Nos mostrou o quadro ontem durante uma conversa virtual. Nele, pessoas caminham por uma rua num dia cinzento de chuva, e em meio ao tempo sombrio sombrinhas coloridas se destacam lindamente. Ela irradiava felicidade ao segurar o quadro.
Alguém poderia talvez tê-la criticado por ter se arriscado a sair de casa justamente por algo que não era de primeira necessidade. Mas, para ela, era (ou veio a ser). Aquele quadro a tocara, e agora M. poderia tocá-lo com o olhar (e mesmo com as mãos) sempre que quisesse. A arte alimentou sua alma, acarinhou seu espírito, trouxe alegria ao seu coração.
Também o artista ficou feliz. E nós (que fomos brindados com a imagem do quadro e com a alegria de M.). E quem agora for à sua casa.
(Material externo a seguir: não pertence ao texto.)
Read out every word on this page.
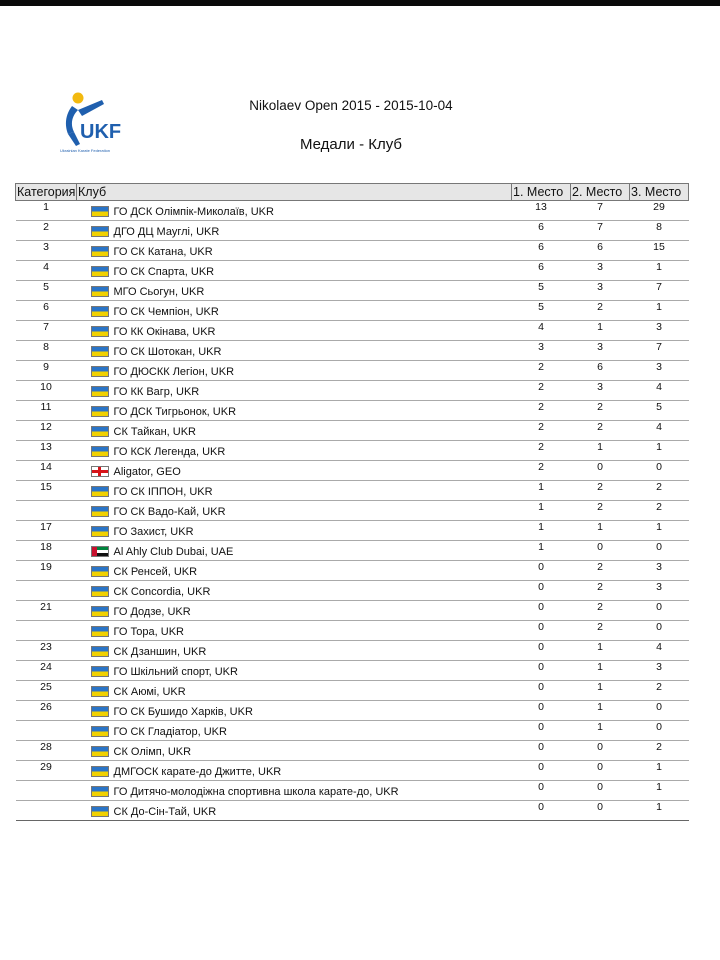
UKF
Ukrainian Karate Federation
Nikolaev Open 2015 - 2015-10-04
Медали - Клуб
Категория	Клуб	1. Место	2. Место	3. Место
1	ГО ДСК Олімпік-Миколаїв, UKR	13	7	29
2	ДГО ДЦ Мауглі, UKR	6	7	8
3	ГО СК Катана, UKR	6	6	15
4	ГО СК Спарта, UKR	6	3	1
5	МГО Сьогун, UKR	5	3	7
6	ГО СК Чемпіон, UKR	5	2	1
7	ГО КК Окінава, UKR	4	1	3
8	ГО СК Шотокан, UKR	3	3	7
9	ГО ДЮСКК Легіон, UKR	2	6	3
10	ГО КК Вагр, UKR	2	3	4
11	ГО ДСК Тигрьонок, UKR	2	2	5
12	СК Тайкан, UKR	2	2	4
13	ГО КСК Легенда, UKR	2	1	1
14	Aligator, GEO	2	0	0
15	ГО СК ІППОН, UKR	1	2	2

	ГО СК Вадо-Кай, UKR	1	2	2
17	ГО Захист, UKR	1	1	1
18	Al Ahly Club Dubai, UAE	1	0	0
19	СК Ренсей, UKR	0	2	3

	СК Concordia, UKR	0	2	3
21	ГО Додзе, UKR	0	2	0

	ГО Тора, UKR	0	2	0
23	СК Дзаншин, UKR	0	1	4
24	ГО Шкільний спорт, UKR	0	1	3
25	СК Аюмі, UKR	0	1	2
26	ГО СК Бушидо Харків, UKR	0	1	0

	ГО СК Гладіатор, UKR	0	1	0
28	СК Олімп, UKR	0	0	2
29	ДМГОСК карате-до Джитте, UKR	0	0	1

	ГО Дитячо-молодіжна спортивна школа карате-до, UKR	0	0	1

	СК До-Сін-Тай, UKR	0	0	1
Porque a arte nos transforma. E uma vez transformados, somos presenças coloridas em meio a um mundo que tem se tornado cada vez mais cinzento.
Alberto Heller
6 Comentários. Deixe novo
Obrigada Alberto pela sua delicadeza, sensibilidade e generosidade em nos presentear com palavras e música que alimentam nossa alma
Obrigado pelas palavras! Abraço!
Excelente
Obrigado caro Julio!!!
Arte é gênero de primeira necessidade… sem ela, a vida não faz sentido!!
Concordo!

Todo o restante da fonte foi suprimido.